This repository contains the sample code that achieved 5th place in the KDD 2024 OAG-Challenge PST task. The technical report is available here: Leveraging Hybrid Embeddings and Data Augmentation for Identifying Significant References
If you are interested in this repository, please check out this report.
- Linux System
- Python 3.10
- CUDA 12.0
- NVIDIA A100 80G
Clone this repository.
git clone
cd kddcup_oag-challenge-pst_rank6
Please install dependencies by
pip install -r requirements.txt
The dataset can be downloaded from BaiduPan with password bft3, Aliyun or DropBox. The paper XML files are generated by Grobid APIs from paper pdfs. And please download the DBLP-Citation-network V16 from DBLP and version OAG 3.1 from OAG, extract them, and place them in the data folder.

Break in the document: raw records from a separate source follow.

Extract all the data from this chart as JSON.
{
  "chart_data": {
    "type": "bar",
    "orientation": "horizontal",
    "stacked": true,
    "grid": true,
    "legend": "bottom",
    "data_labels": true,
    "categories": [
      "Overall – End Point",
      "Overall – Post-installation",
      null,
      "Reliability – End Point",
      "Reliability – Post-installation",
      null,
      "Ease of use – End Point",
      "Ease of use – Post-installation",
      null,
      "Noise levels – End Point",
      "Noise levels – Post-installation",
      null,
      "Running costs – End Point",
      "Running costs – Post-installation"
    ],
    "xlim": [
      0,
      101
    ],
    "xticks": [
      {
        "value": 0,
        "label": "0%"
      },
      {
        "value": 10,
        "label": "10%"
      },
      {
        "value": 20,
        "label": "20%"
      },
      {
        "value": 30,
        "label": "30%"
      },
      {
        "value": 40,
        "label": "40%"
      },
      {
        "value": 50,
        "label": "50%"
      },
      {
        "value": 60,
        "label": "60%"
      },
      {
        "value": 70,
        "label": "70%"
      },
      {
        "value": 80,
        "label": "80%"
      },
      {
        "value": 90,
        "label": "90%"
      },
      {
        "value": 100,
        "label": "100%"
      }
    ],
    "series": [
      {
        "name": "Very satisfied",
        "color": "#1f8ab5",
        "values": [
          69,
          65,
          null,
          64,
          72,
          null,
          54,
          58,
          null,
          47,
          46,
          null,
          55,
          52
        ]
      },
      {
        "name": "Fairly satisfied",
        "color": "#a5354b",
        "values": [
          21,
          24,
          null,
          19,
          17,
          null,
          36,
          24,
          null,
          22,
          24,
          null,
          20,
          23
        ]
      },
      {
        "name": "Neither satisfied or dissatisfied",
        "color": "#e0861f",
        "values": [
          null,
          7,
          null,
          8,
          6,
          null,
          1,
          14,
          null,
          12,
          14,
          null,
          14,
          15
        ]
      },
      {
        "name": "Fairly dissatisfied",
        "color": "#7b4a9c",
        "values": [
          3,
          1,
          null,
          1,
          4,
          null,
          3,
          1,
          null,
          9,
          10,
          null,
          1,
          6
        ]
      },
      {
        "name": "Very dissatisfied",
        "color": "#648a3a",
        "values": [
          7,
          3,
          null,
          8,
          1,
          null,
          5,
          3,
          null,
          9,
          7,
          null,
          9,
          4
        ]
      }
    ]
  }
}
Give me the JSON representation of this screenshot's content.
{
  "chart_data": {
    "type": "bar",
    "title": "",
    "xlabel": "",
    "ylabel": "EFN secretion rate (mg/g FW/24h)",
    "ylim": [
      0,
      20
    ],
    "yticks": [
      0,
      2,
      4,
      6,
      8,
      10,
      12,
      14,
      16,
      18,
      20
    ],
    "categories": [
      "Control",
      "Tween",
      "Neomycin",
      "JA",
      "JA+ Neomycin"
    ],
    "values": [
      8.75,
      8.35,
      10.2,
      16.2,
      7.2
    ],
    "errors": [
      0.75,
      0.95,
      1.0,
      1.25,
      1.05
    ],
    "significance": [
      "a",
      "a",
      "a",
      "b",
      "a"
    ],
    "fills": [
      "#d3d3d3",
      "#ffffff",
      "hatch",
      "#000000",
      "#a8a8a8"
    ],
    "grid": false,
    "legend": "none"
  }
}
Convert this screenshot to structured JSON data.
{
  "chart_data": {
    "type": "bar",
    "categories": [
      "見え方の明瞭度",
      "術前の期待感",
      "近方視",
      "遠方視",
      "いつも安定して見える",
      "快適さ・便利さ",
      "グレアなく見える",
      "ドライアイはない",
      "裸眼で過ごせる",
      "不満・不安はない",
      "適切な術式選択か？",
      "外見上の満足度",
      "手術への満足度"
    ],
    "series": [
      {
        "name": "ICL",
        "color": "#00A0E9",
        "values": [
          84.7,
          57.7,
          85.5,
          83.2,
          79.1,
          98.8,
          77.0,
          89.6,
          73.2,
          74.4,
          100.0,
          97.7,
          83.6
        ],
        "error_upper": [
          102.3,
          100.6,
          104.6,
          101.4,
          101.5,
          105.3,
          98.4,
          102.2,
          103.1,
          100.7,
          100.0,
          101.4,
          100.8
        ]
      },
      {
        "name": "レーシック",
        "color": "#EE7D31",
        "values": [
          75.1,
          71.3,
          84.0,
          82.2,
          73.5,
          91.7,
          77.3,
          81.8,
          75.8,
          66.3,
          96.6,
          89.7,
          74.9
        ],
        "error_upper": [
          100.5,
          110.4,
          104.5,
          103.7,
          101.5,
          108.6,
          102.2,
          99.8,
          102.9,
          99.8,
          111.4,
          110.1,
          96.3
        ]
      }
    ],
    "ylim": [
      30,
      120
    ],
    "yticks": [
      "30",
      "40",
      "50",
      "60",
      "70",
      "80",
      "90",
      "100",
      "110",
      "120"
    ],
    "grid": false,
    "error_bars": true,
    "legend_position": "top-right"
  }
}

--kddcup2024-oagpst-solution
--script
--...(some files)
--data
--PST
--...(some files)
--paper-xml(load competition dataset)
This notebook processes data for this competition and creates hand-crafted features. It corresponds to the section "Data Extraction from XML Files."
This notebook generates text embedding features using the text embedding model 'multilingual-E5-large.' It corresponds to the section "Generation of Textual Features."
This notebook creates graph features using the node embedding model 'node2vec.' It corresponds to the section "Generation of Network Features."
These notebooks handle model training, ensembling with data augmentation, and inference using the best ensemble model. They correspond to the sections "Model Training and Inference" and "Experiments."